Tolerance Does Not Require Approval/Support

Growing up in a Central American Catholic household, I was taught early on that being gay was wrong. Now, gays themselves were not bad people, but being of a homosexual nature was bad; it was a sin. Luckily I was only a Vatican fearing Catholic until the age of reason, at which point in time I decided that any God that could be viewed as benevolent couldn't possibly hate a human being for something over which they have no control. That would just be ridiculous and petty. As I found out, Ridiculous and Petty are religion's middle names.

With America becoming overly PC (Politically Correct for those of you that have neglected to turn on a television or read a newspaper in the past decade and a half), people are being led to believe that being tolerant of homosexuality means approving and supporting it. That is not the case at all. let me refer you to Webster's definition of tolerance: Toleration is "the practice of deliberately allowing or permitting a thing of which one disapproves". That's right, according to Webster's you don't need to approve of something, but merely allow it to occur. I know what you're thinking: "How can I tolerate something I do not approve of?". Well the answer to that is simple: Those who you are being tolerant of do not need your approval. They don't need your help and they don't need your support. They are simply asking you to let them do that they, as grown American adults, have the right to do: Pursue happiness.

Whether it's same-sex or interracial relationships, all that the people involved in such matters are asking is that you respect their right to pursuit of happiness. Nothing more. They're not asking you to march alongside them in a gay pride parade, they're not going to invite you to sailor night at the bar, and despite what you may think, that gay guy in your English class doesn't think you're hot and wants nothing to do with you beyond friendship.

Having said that, no one can force someone else to approve of something. Things just don't work like that. In the same manner that a group does not need someone else's permission to do something, that same group cannot force their beliefs on anyone else. I personally do not find drag shows to be all that entertaining, but I am in no way shape or form bothered by them nor do I think that they are an abomination and should be banned. I merely don't go to them, which by proxy means I don't support drag. I have a friend or two that do this, and although I support them doing what makes them happy, I just don't find it all that appealing. They are good at what they do, but it is not my type of entertainment, and they understand and respect my choice not to go just as I understand and respect their choice to partake in the theatrics of it.
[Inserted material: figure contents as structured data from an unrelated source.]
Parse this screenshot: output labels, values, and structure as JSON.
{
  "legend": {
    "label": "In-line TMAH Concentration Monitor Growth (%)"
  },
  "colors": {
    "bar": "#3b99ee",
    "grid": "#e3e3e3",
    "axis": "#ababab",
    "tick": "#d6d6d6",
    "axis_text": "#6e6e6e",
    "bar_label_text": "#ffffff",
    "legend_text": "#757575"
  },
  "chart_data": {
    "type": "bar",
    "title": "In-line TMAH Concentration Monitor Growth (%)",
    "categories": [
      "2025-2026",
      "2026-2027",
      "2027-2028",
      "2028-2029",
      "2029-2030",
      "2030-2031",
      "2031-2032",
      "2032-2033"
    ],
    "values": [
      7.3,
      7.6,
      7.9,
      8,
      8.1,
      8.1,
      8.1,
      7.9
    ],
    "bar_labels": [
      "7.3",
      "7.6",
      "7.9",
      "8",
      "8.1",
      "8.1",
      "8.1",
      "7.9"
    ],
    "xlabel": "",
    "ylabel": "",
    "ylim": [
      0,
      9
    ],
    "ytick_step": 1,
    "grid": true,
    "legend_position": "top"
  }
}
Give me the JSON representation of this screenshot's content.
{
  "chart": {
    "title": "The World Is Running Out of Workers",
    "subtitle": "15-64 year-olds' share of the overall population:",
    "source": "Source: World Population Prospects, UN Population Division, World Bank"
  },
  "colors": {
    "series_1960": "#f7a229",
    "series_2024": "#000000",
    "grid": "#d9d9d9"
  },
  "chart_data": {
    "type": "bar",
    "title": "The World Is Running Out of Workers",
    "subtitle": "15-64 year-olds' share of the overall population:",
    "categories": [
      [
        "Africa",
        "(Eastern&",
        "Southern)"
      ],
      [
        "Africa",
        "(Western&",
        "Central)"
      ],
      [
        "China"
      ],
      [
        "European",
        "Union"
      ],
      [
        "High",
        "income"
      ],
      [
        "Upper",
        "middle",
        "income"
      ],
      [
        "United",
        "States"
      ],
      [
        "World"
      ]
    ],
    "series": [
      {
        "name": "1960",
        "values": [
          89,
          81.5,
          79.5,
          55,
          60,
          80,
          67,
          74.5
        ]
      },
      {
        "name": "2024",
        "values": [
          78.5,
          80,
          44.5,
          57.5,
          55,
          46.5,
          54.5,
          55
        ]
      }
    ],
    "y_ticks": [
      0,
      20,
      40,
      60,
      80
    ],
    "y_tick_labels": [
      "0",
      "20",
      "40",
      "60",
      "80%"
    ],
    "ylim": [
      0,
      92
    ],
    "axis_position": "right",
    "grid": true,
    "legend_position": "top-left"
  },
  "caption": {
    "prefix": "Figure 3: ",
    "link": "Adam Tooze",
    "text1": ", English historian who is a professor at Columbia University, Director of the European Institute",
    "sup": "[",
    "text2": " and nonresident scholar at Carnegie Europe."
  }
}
America has made strides over the years in regards to their general attitudes towards what is different. Despite still being hit with the Bible Belt, America recently showed signs of rebellion on the issue of homosexuality when the repeal of DADT finally occurred. Regardless of what people say or how long it may take, progress will be made in the United States. We just have to remember that regardless of what we are told, we don't need to like or agree with something in order to tolerate it.